First Feldsteins, 1860 US Federal Census, New York City
First Feldsteins, 1860 US Federal Census, New York City

For a few months now, I’ve been collecting NYC vital records, beginning with marriages. I have a lot, and I think at least a few match up with the families already in my new database. I usually scan them at the end of the day after I’ve finished client work, so it goes slowly.

But I’m getting ahead of myself. So far, I have entered the families from the US Federal Census from 1860, 1870, and 1880. There is a family in 1895 Iowa and a couple women in 1892 New York. There appears to be a couple in 1890 New York City.

I thought most Feldsteins would be in New York, but in 1880, there seemed to be more in Pennsylvania; maybe it was about half of them. I was able to connect just a few people between censuses; most information didn’t match. Most of the Feldsteins who showed up new in Pittsburgh were from Poland, so I wonder if some of them are related.  One family was in Chicago, and one Feldstein was out in West Virginia. He was married, but his wife was not listed with him.

It disturbs me that the people from 1860 were not found later and even some from 1870 were not in 1880.

I could nearly pinpoint the immigration of two families by the children suddenly being born in the place where they were enumerated vs. Russia or Poland.

I already have confounding information. I have found two Theodore Feldsteins — they both appear the same census year, so I know they’re different. But in searching for 1890, I came across a record of 1890 Veterans Schedules for Theodore — I don’t know which one it was.

I’ve decided to go systematically rather than research each family individually, for now. Obviously I’ve begun with US Censuses, but I’ve been gathering NYC Marriages as well. I haven’t decided if I should start to integrate those records or wait a little longer.

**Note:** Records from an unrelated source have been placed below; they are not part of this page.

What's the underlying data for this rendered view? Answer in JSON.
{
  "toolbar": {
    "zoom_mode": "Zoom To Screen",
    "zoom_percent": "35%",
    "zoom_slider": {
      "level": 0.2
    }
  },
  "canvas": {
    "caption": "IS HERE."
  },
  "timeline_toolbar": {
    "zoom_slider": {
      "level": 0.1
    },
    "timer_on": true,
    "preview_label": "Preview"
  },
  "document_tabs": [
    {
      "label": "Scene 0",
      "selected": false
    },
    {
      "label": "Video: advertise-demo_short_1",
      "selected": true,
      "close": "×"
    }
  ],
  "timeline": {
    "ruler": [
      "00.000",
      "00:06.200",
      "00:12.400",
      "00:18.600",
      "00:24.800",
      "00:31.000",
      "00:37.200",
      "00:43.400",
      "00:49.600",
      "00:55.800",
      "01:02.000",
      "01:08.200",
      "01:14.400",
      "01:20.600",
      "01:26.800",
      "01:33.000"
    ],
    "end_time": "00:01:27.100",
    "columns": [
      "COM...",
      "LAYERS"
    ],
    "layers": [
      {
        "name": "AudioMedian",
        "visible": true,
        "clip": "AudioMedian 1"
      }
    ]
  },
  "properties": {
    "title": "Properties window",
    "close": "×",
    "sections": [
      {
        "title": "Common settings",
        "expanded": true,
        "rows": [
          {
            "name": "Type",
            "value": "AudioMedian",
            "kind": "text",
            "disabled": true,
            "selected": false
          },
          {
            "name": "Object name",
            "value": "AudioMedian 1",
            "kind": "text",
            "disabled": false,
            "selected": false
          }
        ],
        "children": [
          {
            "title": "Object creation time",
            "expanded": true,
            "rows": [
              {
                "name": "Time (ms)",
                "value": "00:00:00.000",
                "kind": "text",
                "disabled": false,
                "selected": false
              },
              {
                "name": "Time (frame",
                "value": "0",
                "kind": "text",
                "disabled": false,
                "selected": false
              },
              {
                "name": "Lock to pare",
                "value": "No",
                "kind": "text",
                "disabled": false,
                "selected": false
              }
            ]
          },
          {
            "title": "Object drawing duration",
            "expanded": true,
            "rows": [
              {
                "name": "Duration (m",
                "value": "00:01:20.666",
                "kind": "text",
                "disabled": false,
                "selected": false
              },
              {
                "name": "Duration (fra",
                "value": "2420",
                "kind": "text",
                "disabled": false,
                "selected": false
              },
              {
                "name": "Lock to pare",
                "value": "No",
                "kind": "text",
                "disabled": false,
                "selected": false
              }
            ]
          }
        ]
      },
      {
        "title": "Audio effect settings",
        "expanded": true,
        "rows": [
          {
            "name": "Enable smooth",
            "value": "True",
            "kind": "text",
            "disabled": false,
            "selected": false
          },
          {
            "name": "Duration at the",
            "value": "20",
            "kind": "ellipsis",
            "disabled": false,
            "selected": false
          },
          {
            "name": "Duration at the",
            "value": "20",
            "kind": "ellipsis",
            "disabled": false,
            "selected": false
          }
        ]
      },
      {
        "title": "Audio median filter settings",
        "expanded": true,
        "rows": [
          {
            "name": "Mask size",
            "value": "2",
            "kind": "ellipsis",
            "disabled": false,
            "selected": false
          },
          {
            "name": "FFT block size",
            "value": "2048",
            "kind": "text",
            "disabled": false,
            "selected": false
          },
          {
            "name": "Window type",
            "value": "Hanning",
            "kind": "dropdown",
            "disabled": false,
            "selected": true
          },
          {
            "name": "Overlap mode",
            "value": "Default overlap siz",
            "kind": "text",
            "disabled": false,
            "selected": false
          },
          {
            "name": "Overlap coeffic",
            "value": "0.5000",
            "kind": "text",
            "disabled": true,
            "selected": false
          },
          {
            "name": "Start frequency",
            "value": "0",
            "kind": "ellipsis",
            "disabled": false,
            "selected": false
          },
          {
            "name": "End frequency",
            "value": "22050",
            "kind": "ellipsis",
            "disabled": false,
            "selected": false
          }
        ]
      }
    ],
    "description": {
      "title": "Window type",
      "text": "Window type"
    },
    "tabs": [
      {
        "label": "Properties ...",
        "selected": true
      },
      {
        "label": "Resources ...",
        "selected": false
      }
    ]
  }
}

By 1900 there are significantly more Feldsteins in the US Census, and in several more states than I’ve seen so far. Maybe it would be good to deal with the vital records that I have prior to that date before I get to those records.

I’m using my usual database for this project, the one I programmed myself, so I’ll be able to transfer it to a web site easily enough when I’m ready. My only trouble will be merging people — my program doesn’t do that yet. I may have to add that functionality just for this project. I’ve added more features to the program over the years as I’ve needed them. With a new kind of project, there may be some more programming in my future.

Current database count: 72 people.

On a personal note, I realize that I haven’t blogged anything for a while, so I figured it was beyond time to come back. I was pretty busy in November with NaNoWriMo. I ended up organizing genealogy for over 40 hours during the month (plus I wrote over 20k words of an actual story), and then I got more done in December. I’ve had a blog post waiting to be finished for about three months that I need to get back to and finish. I’m still keeping busy doing genealogy for myself and clients. I just realized I’d been neglecting my blog and thought, hey, I started a new project, that should be on my blog. Did you miss me? :-)

1940 Census – My First Find

After only or less than three hours of sleep, I got up for the opening ceremony for the 1940 US Census. I knew the servers would be overloaded, but after finding they were using the Amazon cloud, I expected better.

However, after fighting with the web site through no responses and server errors, even seeing “too many connections” among my error messages (so much for scaling up), I was able to download some pages from an ED in New York City. At the UJGS meeting, I looked up the ED for Ludwig Schwartzman, who was living c/o Kessler, so it was a good start because it was two different cousins at the same address.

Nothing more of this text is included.